Today’s customer is a very cautious, apprehensive being. Post the crisis where he saw a multitude of banks failing and watched his money sink; he feared about his money and any investments. Financial institutions are trying hard to regain this trust. Flawed strategies, lack of foresightedness and immediate returns were some of the reasons why financial institutions faced hell. But in these crisis times, one segment was weathering the storm better than its counterparts. Islamic Banking differs from its counterpart in terms of its core fundamentals which prohibit interest and prohibit investing in speculations which primarily have been the reason why top financial behemoths have failed. Slated to reach 1 trillion dollar worth assets and growing at 20% yoy, it has gained tremendous interest from conventional bankers as well. Though the adoption of Islamic banking is growing in Muslim populated countries such as Malaysia, Saudi Arabia, Qatar, Kuwait, Iran there is a growing interest in European countries such as London, France. A trend validated by the fact that the number of Sukuk issuances (Islamic bond) in London has increased. Another reason for its stupendous growth has been the need to invest the accumulated wealth created from oil trade in a Sharia compliant way. The banking model that Islamic banking presents is somewhat similar to that of conventional banking. Profit replaces interest in Islamic banking. Most of the transactions are backed up with some assets. The commonly known products in Islamic Banking are Murabaha (cost plus), Mudarabah (profit sharing), Mushrakha (profit and risk sharing), Ijarah (leasing), Sukuk (bonds) and Takaful. Its scope is continually increasing and is spreading into private equity, structured products etc growing beyond the normal consumer and corporate finance and insurance.

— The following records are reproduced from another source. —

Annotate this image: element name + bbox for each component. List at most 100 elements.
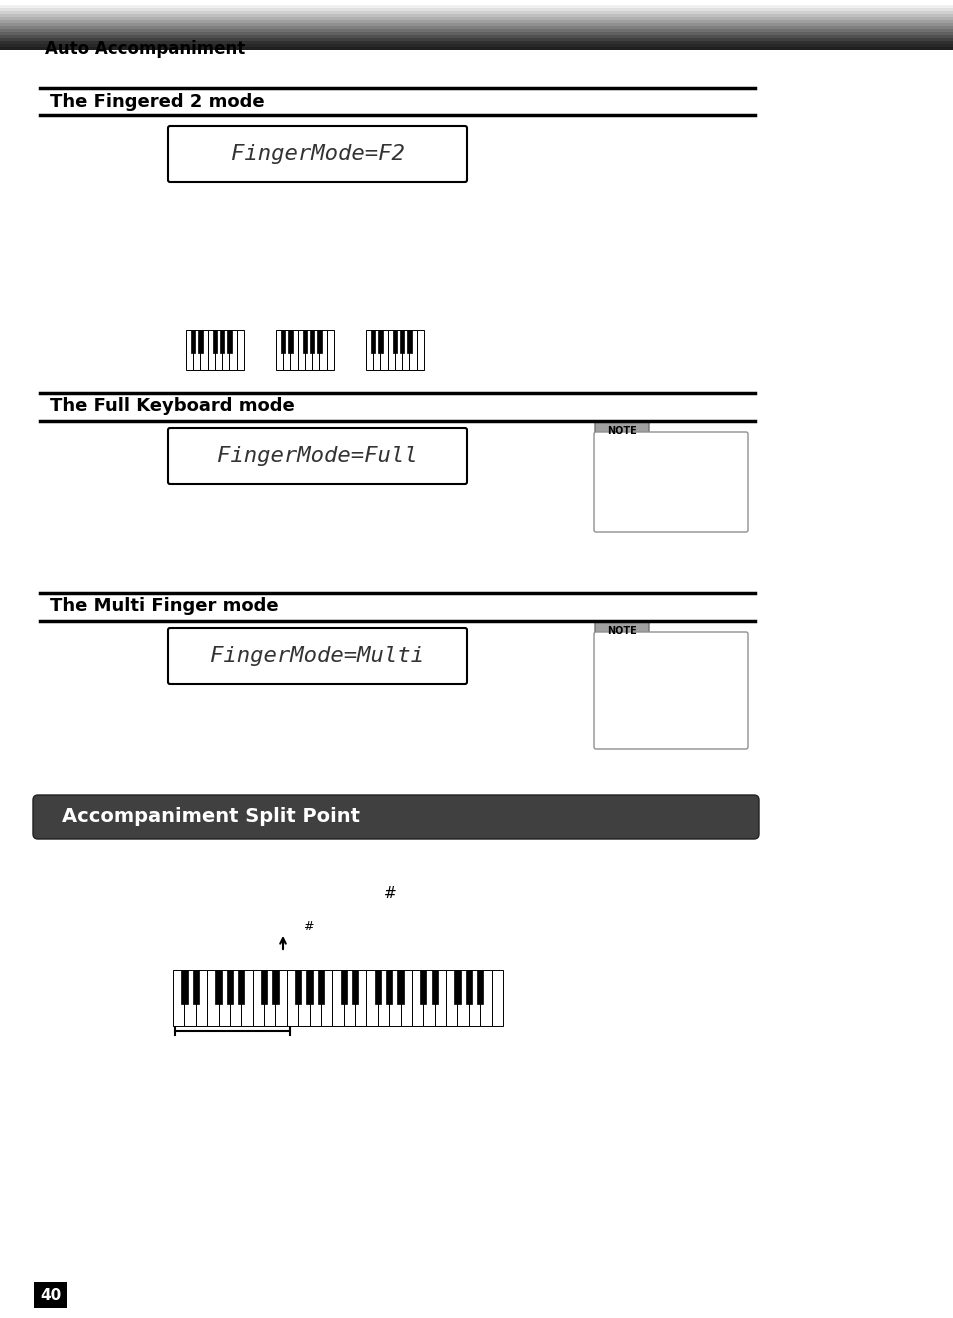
Bar (309, 970, 320, 1025)
Text: FingerMode=Full: FingerMode=Full (217, 445, 417, 467)
Bar (208, 330, 214, 370)
FancyBboxPatch shape (168, 127, 467, 182)
Text: #: # (302, 920, 313, 933)
Bar (215, 970, 221, 1003)
FancyBboxPatch shape (595, 622, 648, 641)
Bar (400, 970, 412, 1025)
Bar (230, 330, 236, 370)
Bar (402, 330, 409, 370)
Bar (409, 330, 416, 370)
Bar (0, 17, 953, 20)
Bar (181, 970, 188, 1003)
Bar (207, 970, 218, 1025)
Bar (386, 970, 392, 1003)
Bar (236, 330, 244, 370)
Bar (397, 970, 403, 1003)
Bar (186, 330, 193, 370)
Text: The Fingered 2 mode: The Fingered 2 mode (50, 94, 264, 111)
Bar (275, 330, 283, 370)
Bar (283, 330, 291, 370)
Bar (343, 970, 355, 1025)
Bar (395, 330, 402, 370)
Bar (457, 970, 468, 1025)
Bar (222, 330, 230, 370)
Bar (416, 330, 423, 370)
Bar (238, 970, 244, 1003)
Text: Auto Accompaniment: Auto Accompaniment (45, 40, 245, 58)
Bar (366, 330, 373, 370)
Bar (294, 970, 301, 1003)
Text: Accompaniment Split Point: Accompaniment Split Point (62, 808, 359, 826)
Bar (200, 330, 208, 370)
Bar (340, 970, 347, 1003)
Text: FingerMode=F2: FingerMode=F2 (231, 144, 404, 163)
Bar (399, 330, 404, 353)
Bar (320, 970, 332, 1025)
Text: NOTE: NOTE (606, 426, 637, 436)
Bar (310, 330, 314, 353)
Text: The Multi Finger mode: The Multi Finger mode (50, 597, 278, 616)
Bar (287, 970, 298, 1025)
Bar (387, 330, 395, 370)
Bar (352, 970, 357, 1003)
Bar (306, 970, 313, 1003)
Bar (407, 330, 411, 353)
Bar (305, 330, 312, 370)
Bar (264, 970, 275, 1025)
Bar (423, 970, 435, 1025)
Bar (0, 26, 953, 29)
Bar (227, 330, 232, 353)
Bar (0, 8, 953, 11)
FancyBboxPatch shape (595, 422, 648, 442)
Bar (312, 330, 319, 370)
Bar (332, 970, 343, 1025)
Bar (412, 970, 423, 1025)
Bar (419, 970, 426, 1003)
Bar (476, 970, 483, 1003)
Bar (0, 20, 953, 22)
Bar (393, 330, 396, 353)
Bar (317, 970, 324, 1003)
Bar (319, 330, 327, 370)
Bar (0, 5, 953, 8)
Bar (0, 32, 953, 36)
Bar (454, 970, 460, 1003)
Bar (198, 330, 202, 353)
Bar (371, 330, 375, 353)
Bar (389, 970, 400, 1025)
Bar (380, 330, 387, 370)
Bar (0, 47, 953, 50)
Bar (431, 970, 437, 1003)
Bar (303, 330, 307, 353)
Bar (378, 330, 382, 353)
Bar (230, 970, 241, 1025)
Bar (260, 970, 267, 1003)
Bar (0, 43, 953, 47)
Bar (220, 330, 224, 353)
Bar (0, 22, 953, 26)
Bar (172, 970, 184, 1025)
Bar (291, 330, 297, 370)
Bar (214, 330, 222, 370)
Bar (375, 970, 380, 1003)
Bar (218, 970, 230, 1025)
Bar (479, 970, 491, 1025)
Bar (184, 970, 195, 1025)
Bar (373, 330, 380, 370)
FancyBboxPatch shape (168, 627, 467, 684)
Bar (253, 970, 264, 1025)
Bar (491, 970, 502, 1025)
Bar (0, 14, 953, 17)
Text: #: # (383, 886, 395, 900)
Bar (0, 38, 953, 41)
Bar (191, 330, 195, 353)
Bar (275, 970, 287, 1025)
Bar (288, 330, 293, 353)
Bar (468, 970, 479, 1025)
Bar (281, 330, 285, 353)
Bar (272, 970, 278, 1003)
FancyBboxPatch shape (594, 633, 747, 749)
Bar (377, 970, 389, 1025)
Bar (297, 330, 305, 370)
Text: NOTE: NOTE (606, 626, 637, 637)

Banks offering Islamic banking face a number of problems and issues. One of the major issues is its overreliance on assets or property used as a security. The second problem is the varied interpretation of Sharia in different countries which inhibits innovation and development of products and makes it more rigid if the need to modify the product comes by. Malaysia as a country is more open to innovation whereas in Saudi Arabia sticking to fundamentals of Sharia makes innovation a distant reality.
Bankers all around the world would be keeping a close watch on how Islamic banking evolves in the coming years.